En cuestión de instantes, el portal se rematerializó, con su superficie ondeando de actividad.
Y segundos después de su aparición, Nina y Mara salieron tropezando, emergiendo del portal de vuelta a la cámara principal.
El rostro de Nina estaba notablemente pálido y su respiración era ligeramente dificultosa, pero por lo demás parecía intacta. Mara parecía relativamente normal.
El grupo corrió inmediatamente hacia ellas, con las armas listas y la formación cerrándose en preparación para cualquier cosa que pudiera ocurrir como consecuencia de sus acciones.
Pasaron los segundos, pero… no pasó nada.
No se activó ninguna penalización. Y, desde luego, no aparecieron más bestias. La cámara permaneció exactamente como estaba antes de que Mara y Nina regresaran.
—Oigan, ¿están bien las dos? ¿Qué había dentro del portal? —preguntó Grant con urgencia, con los ojos fijos en el pálido rostro de Nina.
Mara habló en nombre de Nina, con voz firme a pesar del evidente agotamiento que la batalla le había provocado: —Nos enfrentamos a una Acromantuli de rango S en el interior. Una araña enorme con telarañas impregnadas de veneno. Conseguimos derrotarla tras una batalla traicionera que le costó a Nina una muerte. Definitivamente, los portales contienen bestias de rango S en su interior, tal y como predijimos.
Mientras Mara explicaba los detalles de su encuentro, la atención de Luna se centró en el portal del que acababan de salir.
Se estaba encogiendo.
Los bordes del portal azul se contraían hacia dentro, la superficie se desestabilizaba mientras el pasadizo se colapsaba gradualmente sobre sí mismo.
En cuestión de segundos, desapareció por completo, dejando solo aire vacío donde había estado.
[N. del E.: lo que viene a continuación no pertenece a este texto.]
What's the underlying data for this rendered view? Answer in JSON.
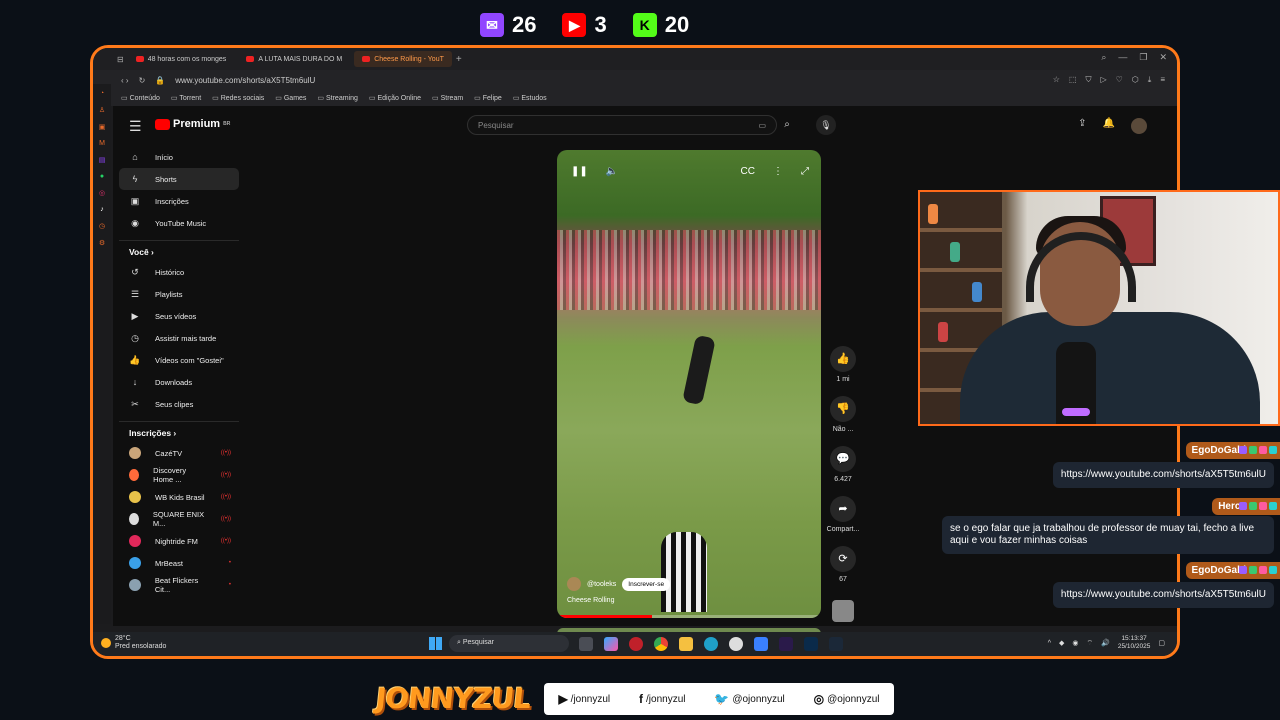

Todos se percataron del fenómeno, e inmediatamente empezaron a formarse preguntas en sus mentes. ¿Era esto normal? ¿Limpiar un portal hacía que se cerrara permanentemente? ¿Qué significaba esto para la estructura de la prueba?
Este fenómeno contradecía especialmente las declaraciones de la tablilla. ¿Era falsa la tablilla? ¿Los estaba engañando para reducir sus posibilidades de éxito?
Ciertamente era una posibilidad.
Pero antes de que nadie pudiera expresar estas preguntas en voz alta, algo terrible sucedió ante sus propios ojos…
Una energía siniestra empezó de repente a engullir a Nina, envolviendo su cuerpo como cadenas invisibles.
Una luz azul se arremolinaba alrededor de su cuerpo, intensificándose a cada momento que pasaba.
—Qué… —Los ojos de Nina se abrieron de par en par por la conmoción y el miedo al sentir que la energía se apoderaba de ella.
Intentó activar las habilidades de su clase en un intento de eliminar la energía de su cuerpo, pero fracasó.
El grupo reaccionó al instante, y varias personas se abalanzaron para agarrarla, para detener lo que fuera que estuviera pasando.